Public-private partnerships remain a critical piece for NSA cyber operations as analysts gather information on attacks aimed increasingly at both federal and industry networks, according to Jonathan Darby, deputy chief of the agency’s cyber security operations group.

NSA Cyber Lead Jonathan Darby addresses the State Department's Overseas Security Advisory Council's annual briefing. Photo: Matthew Beinart.
NSA Cyber Lead Jonathan Darby addresses the State Department’s Overseas Security Advisory Council’s annual briefing. Photo: Matthew Beinart.

“This cyber security challenge is not a government problem, it’s not a private sector problem. It’s a joint problem.
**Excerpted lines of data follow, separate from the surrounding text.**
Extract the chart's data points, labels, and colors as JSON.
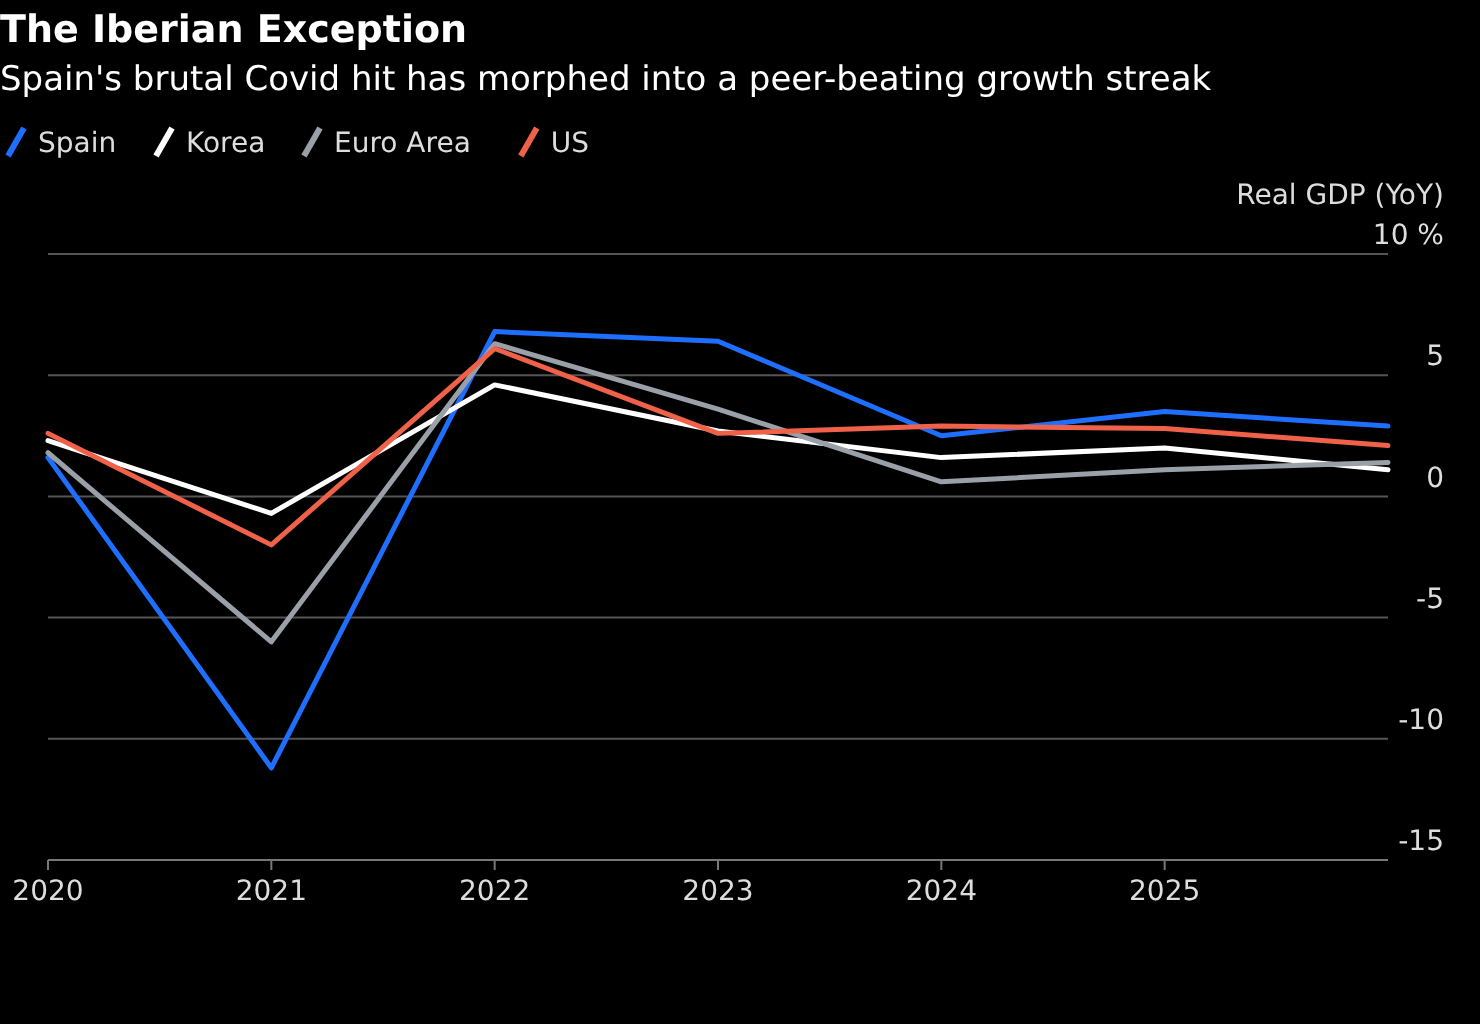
{
  "chart_data": {
    "type": "line",
    "title": "The Iberian Exception",
    "subtitle": "Spain's brutal Covid hit has morphed into a peer-beating growth streak",
    "ylabel": "Real GDP (YoY)",
    "x": [
      2020,
      2021,
      2022,
      2023,
      2024,
      2025,
      2026
    ],
    "series": [
      {
        "name": "Spain",
        "color": "#1f6fff",
        "values": [
          1.6,
          -11.2,
          6.8,
          6.4,
          2.5,
          3.5,
          2.9
        ]
      },
      {
        "name": "Korea",
        "color": "#ffffff",
        "values": [
          2.3,
          -0.7,
          4.6,
          2.7,
          1.6,
          2.0,
          1.1
        ]
      },
      {
        "name": "Euro Area",
        "color": "#9aa0a8",
        "values": [
          1.8,
          -6.0,
          6.3,
          3.6,
          0.6,
          1.1,
          1.4
        ]
      },
      {
        "name": "US",
        "color": "#f0614a",
        "values": [
          2.6,
          -2.0,
          6.1,
          2.6,
          2.9,
          2.8,
          2.1
        ]
      }
    ],
    "xlim": [
      2020,
      2026
    ],
    "xticks": [
      2020,
      2021,
      2022,
      2023,
      2024,
      2025
    ],
    "ylim": [
      -15,
      10
    ],
    "yticks": [
      -15,
      -10,
      -5,
      0,
      5,
      {
        "value": 10,
        "label": "10 %"
      }
    ],
    "grid": "y",
    "legend": "top left",
    "marker": "none",
    "line_style": "solid"
  }
}
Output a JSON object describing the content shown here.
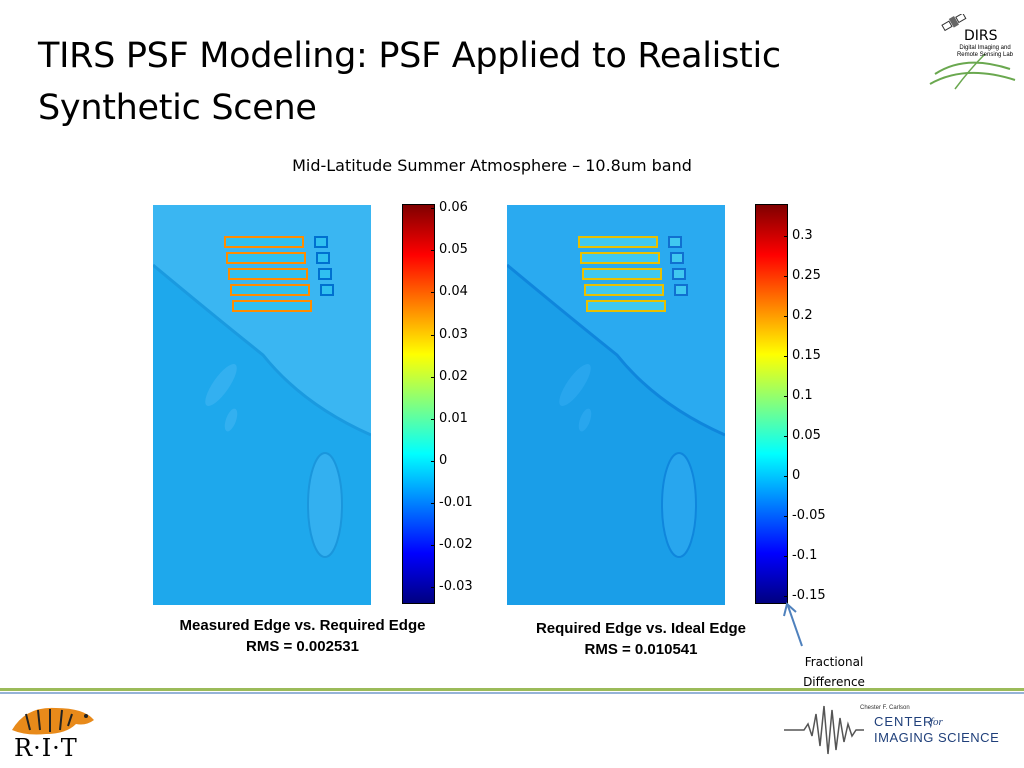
{
  "slide": {
    "title_line1": "TIRS PSF Modeling: PSF Applied to Realistic",
    "title_line2": "Synthetic Scene",
    "subtitle": "Mid-Latitude Summer Atmosphere – 10.8um band"
  },
  "logos": {
    "dirs_word": "DIRS",
    "dirs_subtitle": "Digital Imaging and Remote Sensing Lab",
    "rit_word": "R·I·T",
    "cis_small": "Chester F. Carlson",
    "cis_center": "CENTER",
    "cis_for": "for",
    "cis_imaging": "IMAGING SCIENCE"
  },
  "colorbar_left": {
    "ticks": [
      "0.06",
      "0.05",
      "0.04",
      "0.03",
      "0.02",
      "0.01",
      "0",
      "-0.01",
      "-0.02",
      "-0.03"
    ],
    "range": [
      -0.034,
      0.061
    ]
  },
  "colorbar_right": {
    "ticks": [
      "0.3",
      "0.25",
      "0.2",
      "0.15",
      "0.1",
      "0.05",
      "0",
      "-0.05",
      "-0.1",
      "-0.15"
    ],
    "range": [
      -0.16,
      0.34
    ]
  },
  "captions": {
    "left_line1": "Measured Edge vs. Required Edge",
    "left_line2": "RMS = 0.002531",
    "right_line1": "Required Edge vs. Ideal Edge",
    "right_line2": "RMS = 0.010541"
  },
  "annotation": {
    "line1": "Fractional",
    "line2": "Difference"
  },
  "colors": {
    "map_background": "#1ea8ec",
    "map_water": "#3ab6f2",
    "accent_green": "#9bbb59",
    "accent_blue": "#4f81bd"
  }
}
We both share in this, and we have to be able to work together to jointly protect our networks from cyber adversaries,” said Darby, while addressing a crowd at the State Department’s Overseas Security Advisory Council’s (OSAC) annual briefing Wednesday.

The OSAC event gathered State Dept. and industry partners to share best practices on information sharing used to improve the security of diplomats and contractors abroad.

Darby expects the upward trend of global cyber threats to continue, and views OSAC private sector partners as key components to combating increasingly sophisticated capabilities used to infiltrate networks.

“We’ve got to find ways to share our information, data, findings, vulnerabilities and our gaps with one another.. not only within the government sphere and different agencies, but also among private sector entities and then with one another and across international boundaries,” Darby said.

Cyber adversaries continue re-purposing and weaponizing capabilities, and improved information sharing can prevent the same vulnerabilities from being exploited.

The NSA plans to keep pushing as much unclassified information as possible to best inform the private sector on the most pressing cyber defense issues, according to Darby, who views holding all this information in a top-level environment as unnecessary.

“If we’re going to share information as broadly as we need to, we need to do that in an unclassified manner,” Darby said.

With most cyber attacks hitting multiple entities and networks at the same time, public-private partnerships needed policies in place and processes tested to best prepare response coordination, according to Darby.

“As a government person, I may have access to a classified bit of information and I can’t quite unlock that puzzle. Well maybe you’ll have a piece of data from a portion of a private sector network that an adversary approached. That piece of data may be a missing link to unlock what is going on and what I’m seeing here,” Darby said.